Wednesday, March 6, 2019
News 12 at 6 o'clock/NBC at 7
AUGUSTA, Ga. (WRDW/WAGT) -- The Richmond County Sheriff's Office recently put up a sign in downtown Augusta that reminds people to lock their car doors. They say that out of all the break-ins they have seen the majority involve unlocked cars. They want to remind people to take an extra step with the hopes of reducing more than just break-ins.
For more than 100 years, Steve Fishman's family has owned Sidney's on Broad Street.
"I'm the fourth generation of my family here," said Fishman.
He says he's always felt safe on Broad Street.
"I grew up on Broad Street we probably have less crime on Broad Street than any other place in the city, including the residential areas," said Fishman.
This is why he was a little confused when he saw this sign that says ‘Welcome to downtown Augusta please secure your vehicle’.
The Richmond County Sheriff's office put it there.
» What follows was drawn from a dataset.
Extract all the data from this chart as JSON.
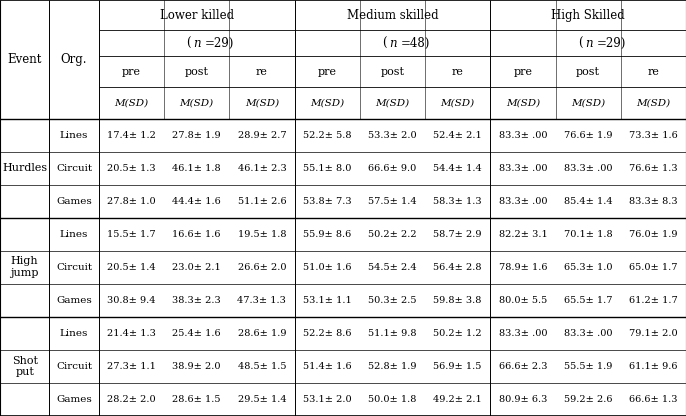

"It's a great idea to use a sign but is that really giving the right image that we want to Broad Street," said Fishman.
The sheriff's office says they want to warn drivers because in the past two and a half months 40 cars have been broken into downtown. 70% of those cars were unlocked.
"We decided to put it there because we looked at different areas throughout the county that are having car break-ins and that is one area where people are entering cars," said Major Steve Strickland, with the RCSO.
The sheriff's office says in many of these cases, guns are stolen. It's not just about stopping break-ins it's also about stopping violent crime.
"Every firearm that gets out of the hands of someone who is legally able to own it and into the hands of someone who’s already committed a crime is that much more likely to be used in further crimes," said Strickland.
While some aren't too fond of it, the sheriff's office says they just want to educate.
"When we want to welcome people to a town we don't want to in the same sentence or breath say be afraid," said Ed Presnell, who lives in Augusta.
"We're just asking for you to take that extra step lock your car and help prevent incidents," said Strickland.